Is there a way to change effective process name in Python?

Can I change effective process name of a Python script? I want to show a different name instead of the real name of the process when I get the system process list. In CI can set

strcpy(argv[0],"othername");

But in Python

argv[0] = "othername"

doesn't seem to work. When i get process list (with ps ax in my linux box) the real name doesn't change. I prefer a portable solution (or else one solution for posix and another for windows environments), if it exists.

Thanks in advance


Simply put, there's no portable way. You'll have to test for the system and use the preferred method for that system.

Further, I'm confused about what you mean by process names on Windows.

Do you mean a service name? I presume so, because nothing else really makes any sense (at least to my non-Windows using brain).

If so, you need to use Tim Golden's WMI interface and call the .Change method on the service... at least according to his tutorial.

For Linux none of the methods I found worked except for this poorly packaged module that sets argv[0] for you.

I don't even know if this will work on BSD variants (which does have a setproctitle system call). I'm pretty sure argv[0] won't work on Solaris.


I've recently written a Python module to change the process title in a portable way: check https://github.com/dvarrazzo/py-setproctitle

It is a wrapper around the code used by PostgreSQL to perform the title change. It is currently tested against Linux and Mac OS X: Windows (with limited functionality) and BSD portings are on the way.

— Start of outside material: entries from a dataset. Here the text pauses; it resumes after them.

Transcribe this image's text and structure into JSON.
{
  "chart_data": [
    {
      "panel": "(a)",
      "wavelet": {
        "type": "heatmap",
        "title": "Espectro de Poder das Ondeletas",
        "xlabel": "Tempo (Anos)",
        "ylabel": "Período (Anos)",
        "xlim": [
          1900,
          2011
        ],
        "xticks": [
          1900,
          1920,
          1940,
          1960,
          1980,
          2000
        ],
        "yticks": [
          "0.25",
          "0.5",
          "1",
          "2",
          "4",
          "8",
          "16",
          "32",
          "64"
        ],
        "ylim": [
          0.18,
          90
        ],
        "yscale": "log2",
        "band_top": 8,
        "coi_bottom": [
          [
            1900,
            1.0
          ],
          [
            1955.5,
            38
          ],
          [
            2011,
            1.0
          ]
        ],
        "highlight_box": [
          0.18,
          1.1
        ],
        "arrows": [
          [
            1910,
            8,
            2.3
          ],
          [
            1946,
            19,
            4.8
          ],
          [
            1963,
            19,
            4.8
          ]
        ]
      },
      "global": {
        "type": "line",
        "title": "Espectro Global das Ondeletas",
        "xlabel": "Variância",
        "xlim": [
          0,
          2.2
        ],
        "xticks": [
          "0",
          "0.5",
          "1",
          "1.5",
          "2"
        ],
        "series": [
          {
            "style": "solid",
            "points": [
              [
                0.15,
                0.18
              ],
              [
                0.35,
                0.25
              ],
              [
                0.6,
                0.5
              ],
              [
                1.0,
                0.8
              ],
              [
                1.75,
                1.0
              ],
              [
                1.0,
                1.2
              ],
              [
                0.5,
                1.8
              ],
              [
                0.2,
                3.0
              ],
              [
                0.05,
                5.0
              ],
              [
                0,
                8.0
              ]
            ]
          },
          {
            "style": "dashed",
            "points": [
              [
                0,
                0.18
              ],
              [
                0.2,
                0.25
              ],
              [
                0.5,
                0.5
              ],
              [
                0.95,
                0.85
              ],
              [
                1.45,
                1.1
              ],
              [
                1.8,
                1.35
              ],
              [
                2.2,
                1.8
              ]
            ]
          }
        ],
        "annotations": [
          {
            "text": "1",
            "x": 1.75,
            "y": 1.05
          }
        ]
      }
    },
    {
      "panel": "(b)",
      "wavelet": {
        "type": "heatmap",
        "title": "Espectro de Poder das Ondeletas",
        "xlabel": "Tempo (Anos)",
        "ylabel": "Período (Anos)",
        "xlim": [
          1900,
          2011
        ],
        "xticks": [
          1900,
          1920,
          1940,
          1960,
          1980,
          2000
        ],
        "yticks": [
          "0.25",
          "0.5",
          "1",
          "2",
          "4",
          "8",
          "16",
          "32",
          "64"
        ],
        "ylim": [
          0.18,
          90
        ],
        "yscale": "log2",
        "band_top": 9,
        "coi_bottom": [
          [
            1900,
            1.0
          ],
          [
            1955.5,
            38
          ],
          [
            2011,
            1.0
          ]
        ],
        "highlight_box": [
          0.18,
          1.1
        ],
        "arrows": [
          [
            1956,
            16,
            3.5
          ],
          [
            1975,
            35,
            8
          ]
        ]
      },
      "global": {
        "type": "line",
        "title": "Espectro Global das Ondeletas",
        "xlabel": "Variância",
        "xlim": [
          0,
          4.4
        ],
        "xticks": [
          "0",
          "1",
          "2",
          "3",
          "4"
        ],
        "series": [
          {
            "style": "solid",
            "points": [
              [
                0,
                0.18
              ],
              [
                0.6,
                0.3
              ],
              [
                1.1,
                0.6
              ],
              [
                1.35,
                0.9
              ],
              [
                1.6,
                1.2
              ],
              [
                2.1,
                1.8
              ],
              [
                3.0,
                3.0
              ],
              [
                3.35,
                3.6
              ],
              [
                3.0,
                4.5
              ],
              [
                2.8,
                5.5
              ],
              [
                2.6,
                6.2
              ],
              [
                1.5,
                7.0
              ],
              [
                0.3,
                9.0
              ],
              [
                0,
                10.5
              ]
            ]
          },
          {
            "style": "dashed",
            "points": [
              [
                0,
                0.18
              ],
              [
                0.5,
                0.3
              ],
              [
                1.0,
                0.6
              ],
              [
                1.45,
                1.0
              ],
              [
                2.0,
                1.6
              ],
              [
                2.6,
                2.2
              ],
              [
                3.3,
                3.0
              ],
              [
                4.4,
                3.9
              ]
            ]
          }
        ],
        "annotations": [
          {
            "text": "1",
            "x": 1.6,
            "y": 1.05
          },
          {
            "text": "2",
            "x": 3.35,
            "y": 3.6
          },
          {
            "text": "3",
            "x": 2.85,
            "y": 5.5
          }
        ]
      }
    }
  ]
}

Edit: as of July 2010, the module works with BSD and with limited functionality on Windows, and has been ported to Python 3.x.


actually you need 2 things on linux: modify argv[0] from C (for ps auxf and friends) and call prctl with PR_SET_NAME flag.

There is absolutely no way to do first piece from python itself. Although, you can just change process name by calling prctl.

def set_proc_name(newname):
    from ctypes import cdll, byref, create_string_buffer
    libc = cdll.LoadLibrary('libc.so.6')
    buff = create_string_buffer(len(newname)+1)
    buff.value = newname
    libc.prctl(15, byref(buff), 0, 0, 0)

def get_proc_name():
    from ctypes import cdll, byref, create_string_buffer
    libc = cdll.LoadLibrary('libc.so.6')
    buff = create_string_buffer(128)
    # 16 == PR_GET_NAME from <linux/prctl.h>
    libc.prctl(16, byref(buff), 0, 0, 0)
    return buff.value

import sys
# sys.argv[0] == 'python'

# outputs 'python'
get_proc_name()

set_proc_name('testing yeah')

# outputs 'testing yeah'
get_proc_name()

ps auxf will show just 'python' after that :(. But top and ps -A will show new 'testing yeah' process name :). Also killall and pkill will work with new name.

btw, procname from googlecode also changes argv[0] , thus, even, changes ps auxf output.

UPDATE : The solution posted in this answer does not play nice sometimes on FreeBSD. I'm now using py-setproctitle stated in this answer for a year or so on various linux and freebsd boxes. No fails so far! Everybody should too! :). It uses almost the same code as PostgreSQL uses in its main database and child processes.